Molecular drivers and hope for the future
Researchers identified Klf11 as a potential master regulator of the sex divergence in humanized mice. This discovery may provide a target for future treatments aimed at addressing arsenic-induced diabetes. Klf11 is well known to play a regulatory role in metabolism. Todero thinks it is possible that when Klf11 is suppressed in males compared to females, the energy sources or fuels that various organs use could change. For example, the liver normally uses glucose to fuel its processes, but with the change in Klf11 it may start to use fat instead, leading to risk of the development of fatty liver disease. Todero would like to see future research explore these possibilities further.
Researchers also found that the microRNA gene miR-34a was uniquely elevated in males exposed to arsenic. This is notable because miR-34a is a well-established marker of insulin resistance and diabetes related phenotypes.
Todero noted that the mouse strain used in this study (129S) are particularly resistant to developing metabolic dysfunction. She is now looking at similar sex differences in another strain of mice (C57BL/6) that is more prone to metabolic disease. She mentions that collaboration with researchers in UNC SRP Project 2, Dr. Pardo Manuel de Villenia and Dr. Stýblo, has made access to both strains of mice possible.
Todero wants to know what makes the difference between sexes so strong and if female hormones, such as estrogen, may be protecting females against arsenic-induced metabolic problems. She hopes that future research will be able to answer some of these questions. She’s also expanding the organs of interest and investigating the effects of arsenic on brown adipose tissue and thermogenesis.
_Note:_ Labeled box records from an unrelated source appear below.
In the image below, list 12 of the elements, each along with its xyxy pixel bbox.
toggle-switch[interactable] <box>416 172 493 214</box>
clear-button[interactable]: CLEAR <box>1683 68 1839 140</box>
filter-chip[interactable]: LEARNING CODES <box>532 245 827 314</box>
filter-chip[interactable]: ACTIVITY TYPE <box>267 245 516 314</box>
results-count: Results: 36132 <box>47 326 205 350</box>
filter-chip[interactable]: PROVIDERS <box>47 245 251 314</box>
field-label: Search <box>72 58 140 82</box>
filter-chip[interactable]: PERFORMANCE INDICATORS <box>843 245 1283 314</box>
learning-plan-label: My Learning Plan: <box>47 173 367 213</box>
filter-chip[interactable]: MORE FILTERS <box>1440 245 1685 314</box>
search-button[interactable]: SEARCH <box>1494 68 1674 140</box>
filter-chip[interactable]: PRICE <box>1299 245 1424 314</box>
An invited perspective on this study was published in the same issue of Environmental Health Perspectives. Although this response highlighted some of the limitations of this study, it emphasized the usefulness of this humanized mouse model to make studies of arsenic exposure in mice more relevant to arsenic-induced diseases in humans. This is promising for future research aimed at understanding the effects of arsenic consumption on human health and metabolism.